Winston 17:18, 31 January 2010 (GMT)
Portable network fileserver
The current job is a portable fileserver program for the simple TNFS protocol.
The server program I have used to test the filesystem is something I hacked together using perl, for reasons of expediency. However, to make it simple for Windows users (and don't have a perl interpreter by default), and also as a basis for a fileserver for 8 bit systems, I'm writing a lightweight server in C. It'll also be better for "retroservers" like the MicroVAX that I have. Although the perl server runs on the VAX with adequate speed, a server written in C will run a lot faster. The idea is to have something very portable and small and simple. The architectures I intend to test with the first version will be sparc64 (big endian, 64 bit), VAX (little endian, 32 bit), Win32 (x86, little endian, 32 bit), macppc (32 bit big endian) and mac on intel (x86_64, 64 bit little endian). The endianness matters for testing because 16 and 32 bit integers are encoded as 16 and 32 bit values in the datagrams as little endian values (most 8 bit systems seem to deal with 16 or 32 bit values in a little endian manner).

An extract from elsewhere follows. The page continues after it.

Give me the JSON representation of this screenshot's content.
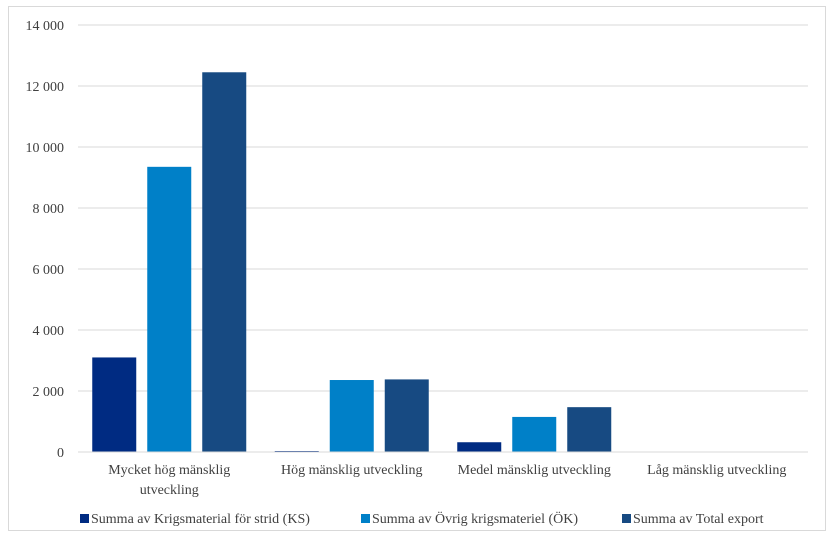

My goal at the moment is to make the "simple" TNFS server. This TNFS server is for LAN use, so that someone may share files between their PC and a Spectrum. It doesn't include things like authentication and authorization. The idea is that the user sets the server up to share a specific directory tree and it works a bit like ResiDOS - it lets you access files within. A later goal is to find out what I need to use for ESXDOS on the Spectrum, and make a Speccy version of the fileserver, so it can serve files from a DivIDE. All the protocol level stuff should be portable, as will the network code. Filesystem level stuff will probably need some Speccy-specific #asm sections - given that ESXDOS is brand new it may be some time before the z88dk gets ESXDOS support for its base I/O libraries. (However, ESXDOS does have a POSIX like interface which should mean it won't be too bad to port).
Later, I may make a proper "multiuser server" (that is, it'll integrate with the host OS authentication and authorization methods). However, I'll only do this for Unix. The last time I touched Windows at this level was with NT 4.0 and lots of things have changed with Vista and newer, so someone more familiar than me with the Windows security model would have to take that up.
The snapshot manager
Unfortunately "real life" problems have kept me away from doing serious work with the Spectranet software for a week or three, so I'm well behind where I expected to be. However, I still managed to get the first pass of the snapshot manager working. At the moment it's rather rudimentary, but it does at least have a scrollable file/directory browser, and it can load and save snapshots. It is invoked via the NMI menu (and is a ROM module). I am also moving the snapshot code itself to this module - for testing, this had lived in the BASIC extensions module. Hopefully, by next week I'll have the current firmware in a state where it's worthy of making a video update on what the Spectranet does so far.
The other feature I need to add is a rename system call for filesystems in the base ROM. This will need a slight rearrangement of some internal functions because the jump table is full, and there are some functions that can be combined or moved elsewhere to free up entries (I don't really want the jump table to take up more than 256 bytes). Also I need to write a portable TNFS server (the current one is in Perl, and although this is portable enough, Windows users generally don't have a perl interpreter, and most importantly - a Spectrum will never have a perl interpreter and I want the Spectrum itself to be able to be a file server for the ultimate retro network). Then after that, get some new hardware made for those who want one!